The institution remained at the Earl Street location for some 20 years, when it was removed to more suitable premises purchased by the city on Montreal Street. The building has been enlarged and improved as need required; and in 1887 a wing added as a Home for the Aged, the generous gift of the late Dr. Henry Skinner and members of his family.
House of Industry Kingston
The Female Benevolent Society, under a branch of their organization known as the Widows and Orphans Friend Society, also undertook the task of doing something definite for widows and orphans, apart from their interest in the House of Industry. Realizing that children should be segregated if good was to be accomplished, the ladies secured a small house as an orphans’ home, and placed a competent matron in charge.
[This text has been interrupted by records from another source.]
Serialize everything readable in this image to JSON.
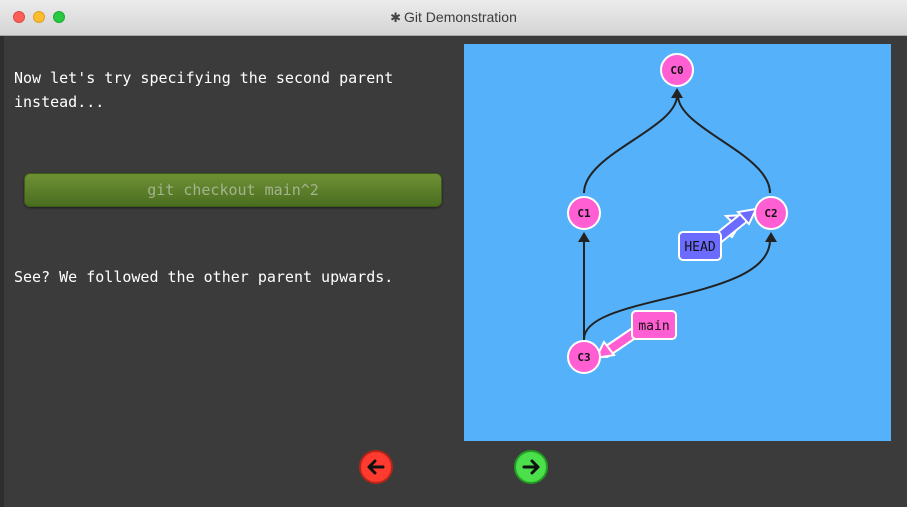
{
  "window": {
    "title": "Git Demonstration"
  },
  "left": {
    "paragraph1": "Now let's try specifying the second parent instead...",
    "command": "git checkout main^2",
    "paragraph2": "See? We followed the other parent upwards."
  },
  "graph": {
    "commits": [
      "C0",
      "C1",
      "C2",
      "C3"
    ],
    "branches": {
      "head": "HEAD",
      "main": "main"
    },
    "colors": {
      "background": "#55b2fa",
      "commit": "#ff5fd2",
      "head": "#6b6bff",
      "main": "#ff5fd2"
    }
  },
  "nav": {
    "back_icon": "arrow-left-icon",
    "forward_icon": "arrow-right-icon"
  }
}
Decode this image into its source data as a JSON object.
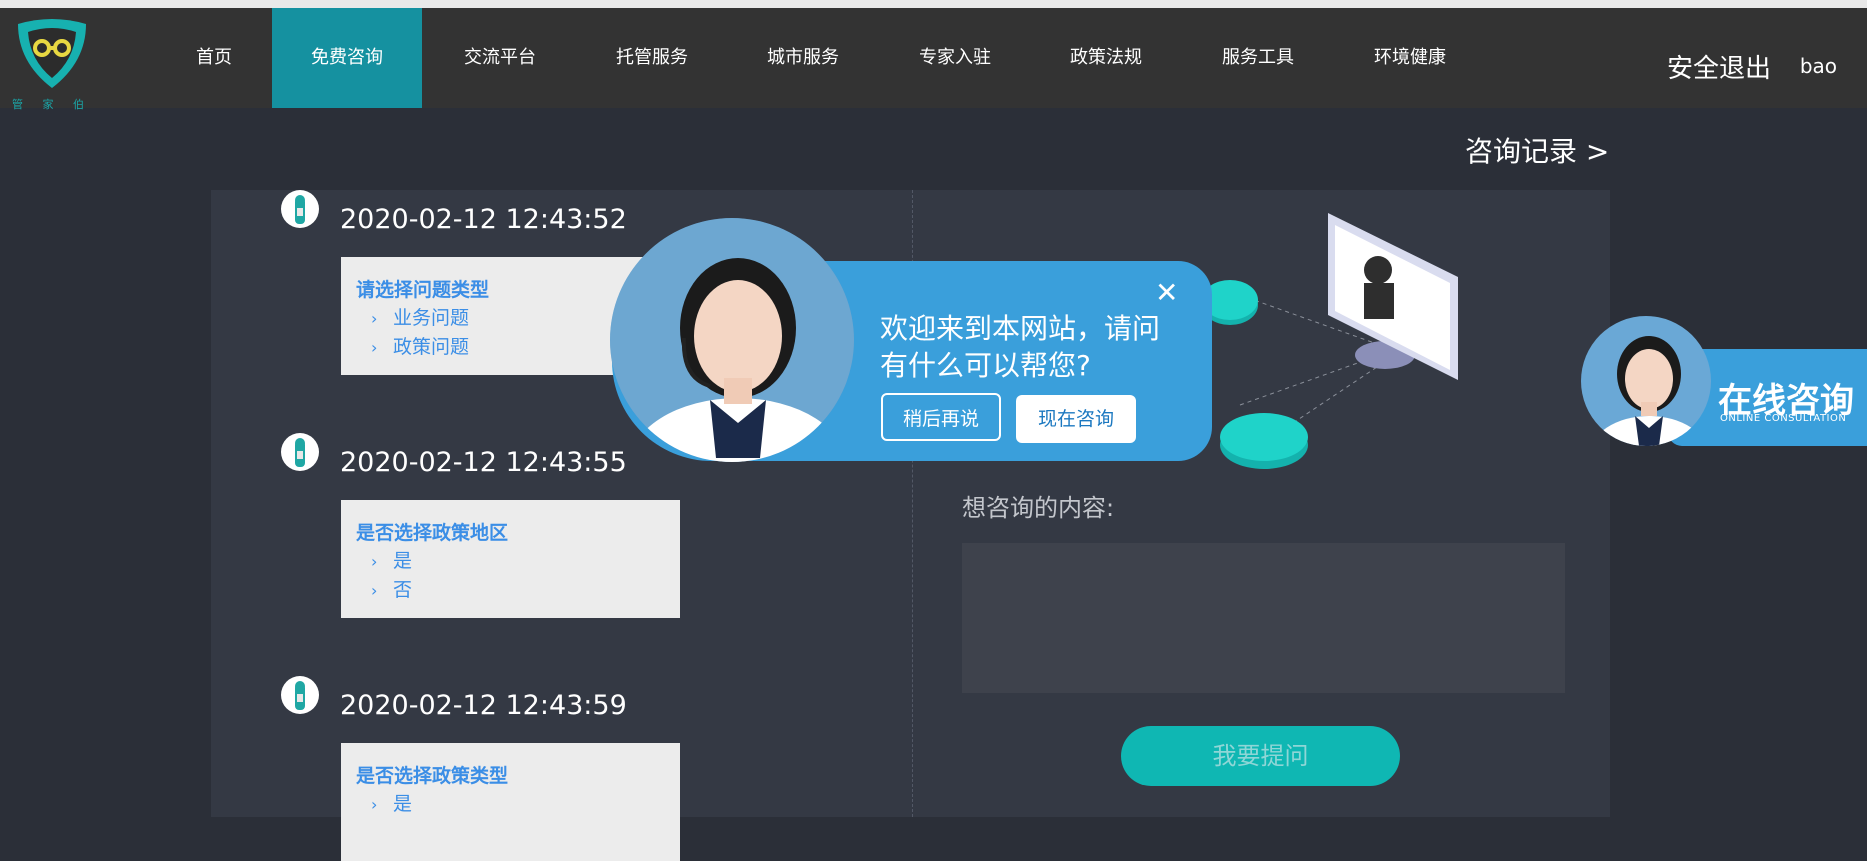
{
  "logo": {
    "text": "管 家 伯"
  },
  "nav": {
    "items": [
      {
        "label": "首页"
      },
      {
        "label": "免费咨询"
      },
      {
        "label": "交流平台"
      },
      {
        "label": "托管服务"
      },
      {
        "label": "城市服务"
      },
      {
        "label": "专家入驻"
      },
      {
        "label": "政策法规"
      },
      {
        "label": "服务工具"
      },
      {
        "label": "环境健康"
      }
    ],
    "active_index": 1,
    "logout_label": "安全退出",
    "username": "bao"
  },
  "records_link": "咨询记录  >",
  "messages": [
    {
      "time": "2020-02-12 12:43:52",
      "title": "请选择问题类型",
      "options": [
        "业务问题",
        "政策问题"
      ]
    },
    {
      "time": "2020-02-12 12:43:55",
      "title": "是否选择政策地区",
      "options": [
        "是",
        "否"
      ]
    },
    {
      "time": "2020-02-12 12:43:59",
      "title": "是否选择政策类型",
      "options": [
        "是"
      ]
    }
  ],
  "chevron_icon": "chevron-right-icon",
  "popup": {
    "text": "欢迎来到本网站，请问有什么可以帮您?",
    "close_glyph": "✕",
    "later_button": "稍后再说",
    "now_button": "现在咨询"
  },
  "form": {
    "content_label": "想咨询的内容:",
    "content_value": "",
    "submit_label": "我要提问"
  },
  "online_consult": {
    "title": "在线咨询",
    "subtitle": "ONLINE CONSULTATION"
  },
  "colors": {
    "nav_active": "#1591a0",
    "accent_blue": "#3a9fdb",
    "submit_teal": "#0fb7b3",
    "card_text": "#3b8ee6"
  }
}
In this manner the Home came into existence, with 12 children as inmates. A school, to which non-resident children were admitted, was conducted at the Home, the classes coming under the supervision of the Common School Board, in 1857, with a qualified teacher in charge. From board records extant, the school made as good a showing as any of the regular elementary public schools.
The small quarters soon became inadequate, so a block of land was purchased at the intersection of Union Street and University Avenue. Through the liberality of the citizens a more commodious institution was erected in the early 1860’s, where, as Miss Machar records, so many destitute children were succored, taught and cared for.
All the children were not a charge of the society. Many were paid for by mothers and fathers, who through necessity could not give them proper care, and consequently placed them in the Home where the best of supervision was provided.
In more recent years the Union Street property was sold to Queen’s University, to be converted into the Students’ Union. At that time Sunnyside was purchased and made use of.
The activities and accomplishments of the devoted members of the Female Benevolent Society are among the outstanding heroic achievements of Kingston’s history, deserving some form of permanent recognition even at this late date.